Record high US grinding beef prices still on track

Jon Condon 12/02/2013

 

Record high grinding beef prices remain likely in the US this year, despite lacklustre US food service and retail demand in the early stages of the year and prospects of significantly larger Australian exports.  

In its recent 2013 industry projections, MLA forecast Australian beef exports to the US this year to increase 14 percent year-on-year, to 255,000 tonnes. Other analysts have suggested the increase may be as much as 20pc.

That follows from the 34pc increase in trade seen in 2012, after shipments the previous year reached a 40-year low of just 88,000t due to US herd liquidation forced by drought.

Steiner Consulting has forecast 90CL manufacturing beef prices to average 12pc higher in 2013, as the US cow slaughter reduces.

“We still think that tight domestic lean beef supplies will keep lean grinding beef values at record levels in the US this year,” Steiner Consulting said in its weekly US imported beef market report on Friday.

The imported 90CL price on Friday was quoted at A418c/kg, up about 7pc on this time last year.

Steiner said one factor that had kept grinding meat prices in check in January was the lack of US retail demand for rounds and chucks, which in turn pushed more of those cuts into to the grinder, limiting import demand.

However US fed slaughter is expected to drift lower in the remainder of February and March, helping prop-up the price of round cuts and consequently grinding values.

Imported beef prices were for the most part steady last week as end-users were content to sit on the sidelines while overseas packers did not seem inclined to offer product at lower prices, Friday’s Steiner report said.

“Market participants remain divided in their view of the market going forward. Those with a more bearish view point to the increase in slaughter in Australia and NZ and expect imported beef values to be under pressure going into the spring.”
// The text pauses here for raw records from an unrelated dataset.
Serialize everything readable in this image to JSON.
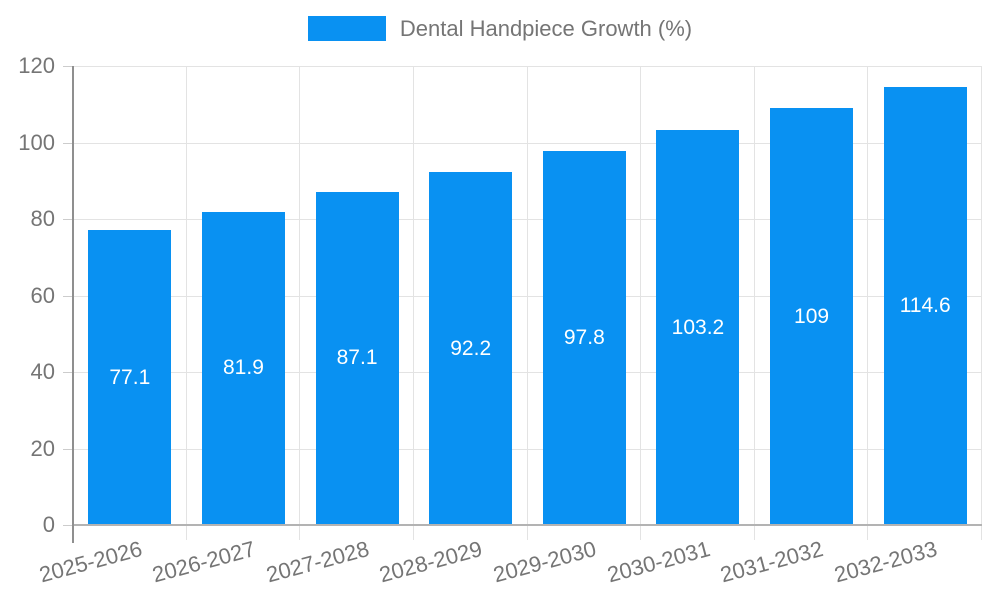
{
  "legend": {
    "label": "Dental Handpiece Growth (%)",
    "position": "top"
  },
  "chart_data": {
    "type": "bar",
    "title": "Dental Handpiece Growth (%)",
    "categories": [
      "2025-2026",
      "2026-2027",
      "2027-2028",
      "2028-2029",
      "2029-2030",
      "2030-2031",
      "2031-2032",
      "2032-2033"
    ],
    "series": [
      {
        "name": "Dental Handpiece Growth (%)",
        "values": [
          77.1,
          81.9,
          87.1,
          92.2,
          97.8,
          103.2,
          109,
          114.6
        ]
      }
    ],
    "value_labels": [
      "77.1",
      "81.9",
      "87.1",
      "92.2",
      "97.8",
      "103.2",
      "109",
      "114.6"
    ],
    "xlabel": "",
    "ylabel": "",
    "ylim": [
      0,
      120
    ],
    "yticks": [
      0,
      20,
      40,
      60,
      80,
      100,
      120
    ],
    "grid": true,
    "legend_position": "top",
    "x_tick_rotation_deg": -15,
    "bar_color": "#0991f2",
    "value_label_color": "#ffffff",
    "axis_text_color": "#757575",
    "gridline_color": "#e3e3e3",
    "axis_line_color": "#9e9e9e"
  }
}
“They also point out that foodservice demand continues to be disappointing while retail demand is mediocre, at best. High beef prices are causing retailers to feature more chicken and pork. With demand in markets like Russia and the EU continuing to struggle, the expectation is that the US will be very competitive and pull more imported beef than the previous year, at lower prices,” Steiner said.

The bullish argument continues to focus on the lack of lean and extra lean beef in the US market.

US cow inventories declined sharply last year and producers are showing a willingness to hold back heifers after several years of cow liquidation.

As of January 1, the US cow inventory was 29.3 million head, 2.9pc lower than the previous year, and the lowest figure since 1941.

“With cattle inventories continuing to shrink, it becomes increasingly difficult to sustain lean grinding beef production levels in the US market, necessitating more beef to be imported,” the Steiner report said.

While Steiner’s own forecast for US cow slaughter this year was for a decline of about 8pc, it put forward an argument suggesting this might be as high as 20pc, particularly if seasonal conditions improve and  US cow calf operators start retaining a greater proportion of females for herd rebuilding.

An 8pc decline in US cow slaughter would imply about half a million fewer cows going to slaughter in 2013, versus last year.

Assuming that each cow yields about 135kg of trimmings (mostly lean 90CL), that would imply a reduction of about 70,000 tonnes of lean grinding beef. Even if Australian lean grinding beef exports to the US were to increase by 20pc this year from 2012 levels, that would still only fill about two-thirds of that shortfall.

“The key assumption, however, is weather and the ability of producers to hold on to the remaining cows they have,” the Steiner report said. “If drought conditions persist, we could see cow slaughter down only about 3-4pc from year ago levels.”

The latest USDA data also shows that producers have been holding back heifers in 2012 and 2013. But even though beef cow replacement numbers were up 2.4pc in January 2012, the US beef cow inventory by 2013 had declined some 2.9pc, implying that while producers held back heifers for herd rebuilding early in the year, they probably abandoned those plans when drought conditions hit.

The latest data shows that as of January 1 this year, US producers had increased the number of heifers held back by 1.9pc. That indicates that they are willing to expand modestly, but whether the heifers enter the cow herd will depend on feed availability.

Australia will be well placed to increase exports to meet the import opportunity in the US, however. Given the forecast for further expansion in Australian beef production in 2014 and 2015, exports to the US could exceed 300,000t by that time, the recent MLA Projections suggest.

That would present the real possibility of the US again exceeding Japan as Australia’s largest export market by volume – a situation that has not occurred since 2003.